Читать книгу Несовершенные - Л. Воробейчик - Страница 8
2
Оглавление***
Оглядываюсь, вырываюсь из обморозки, что приключилась, нахлынула. Кругом – школа равнодушная, парты, духота, жужжание.
– Так чего думаешь? – спросил Славик, тонкие губы еле разжимались. – Вместо речки, вместо всего этого. Соберемся да вдарим, ну? На Казака смотреть больно, выцепили поутру, шакалы позорные, втроем били. В деле, короче?
– Как я могу быть не в деле? – спросил я, поднимая на него глаза. – В два, на Малом проспекте. Собери там всех: Сизовых, Кирющу, Ясеня. Сейчас бы рвануть… да не наших, не их не собрать в такой час. Я на всякий до Косого двину, оклемался, может.
– А Тумблера?
– Точно, зайду, зайду, – кивал я. В голове у меня уже рождался план атаки. – и еще надо Слепача брать.

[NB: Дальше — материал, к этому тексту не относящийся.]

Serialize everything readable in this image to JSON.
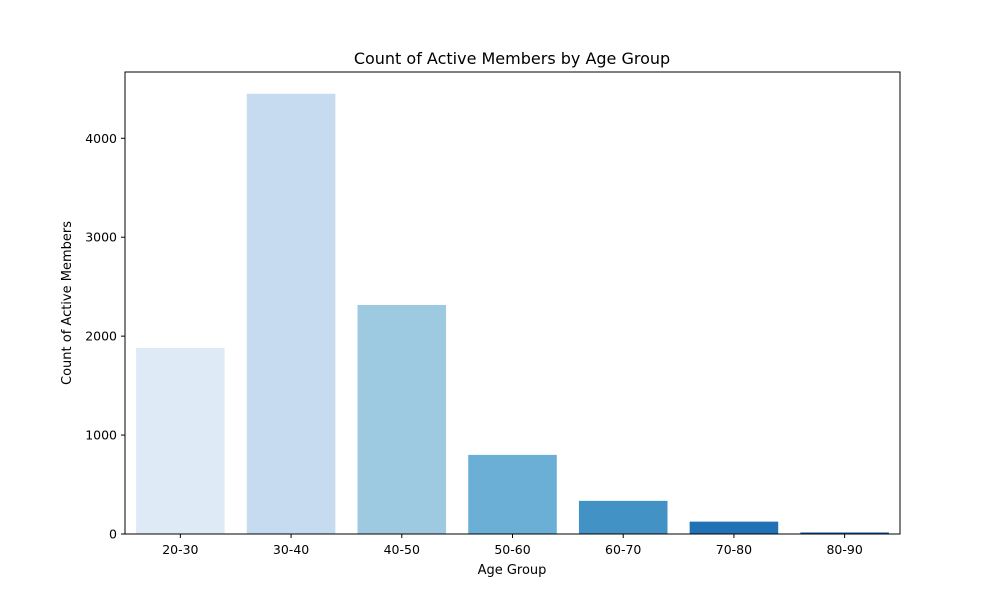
{
  "chart_data": {
    "type": "bar",
    "title": "Count of Active Members by Age Group",
    "xlabel": "Age Group",
    "ylabel": "Count of Active Members",
    "categories": [
      "20-30",
      "30-40",
      "40-50",
      "50-60",
      "60-70",
      "70-80",
      "80-90"
    ],
    "values": [
      1880,
      4450,
      2315,
      800,
      335,
      125,
      15
    ],
    "ylim": [
      0,
      4670
    ],
    "yticks": [
      0,
      1000,
      2000,
      3000,
      4000
    ],
    "ytick_labels": [
      "0",
      "1000",
      "2000",
      "3000",
      "4000"
    ],
    "colors": [
      "#deebf7",
      "#c6dbef",
      "#9ecae1",
      "#6baed6",
      "#4292c6",
      "#2171b5",
      "#08519c"
    ],
    "grid": false,
    "legend": "none"
  }
}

– Он что, – удивился Славик. – он уже…?
– Да, отпустили. – улыбнулся я.
– Где же он тогда шляется, собака? Нет бы к пацанам, а он.
Я пожал плечами.
– Трудно ему сейчас, восстанавливается в шараге. Он буквально дня три как, Славян, мы так, мельком. Говорит, потом встретимся да обсудим. Вот и повод перецепиться, а Казака жалко, но это ничего, ничего. Встретимся сегодня со Слепачом, он такой, идейный, знаешь. Уши и погреем, че уж.
Он нахмурился.
– Это-то ладно. У, шакалы! Казака-то, поди невиновного. Изнутри аж дрожу… В два, короче? С пацанами? Взять чего потяжелей?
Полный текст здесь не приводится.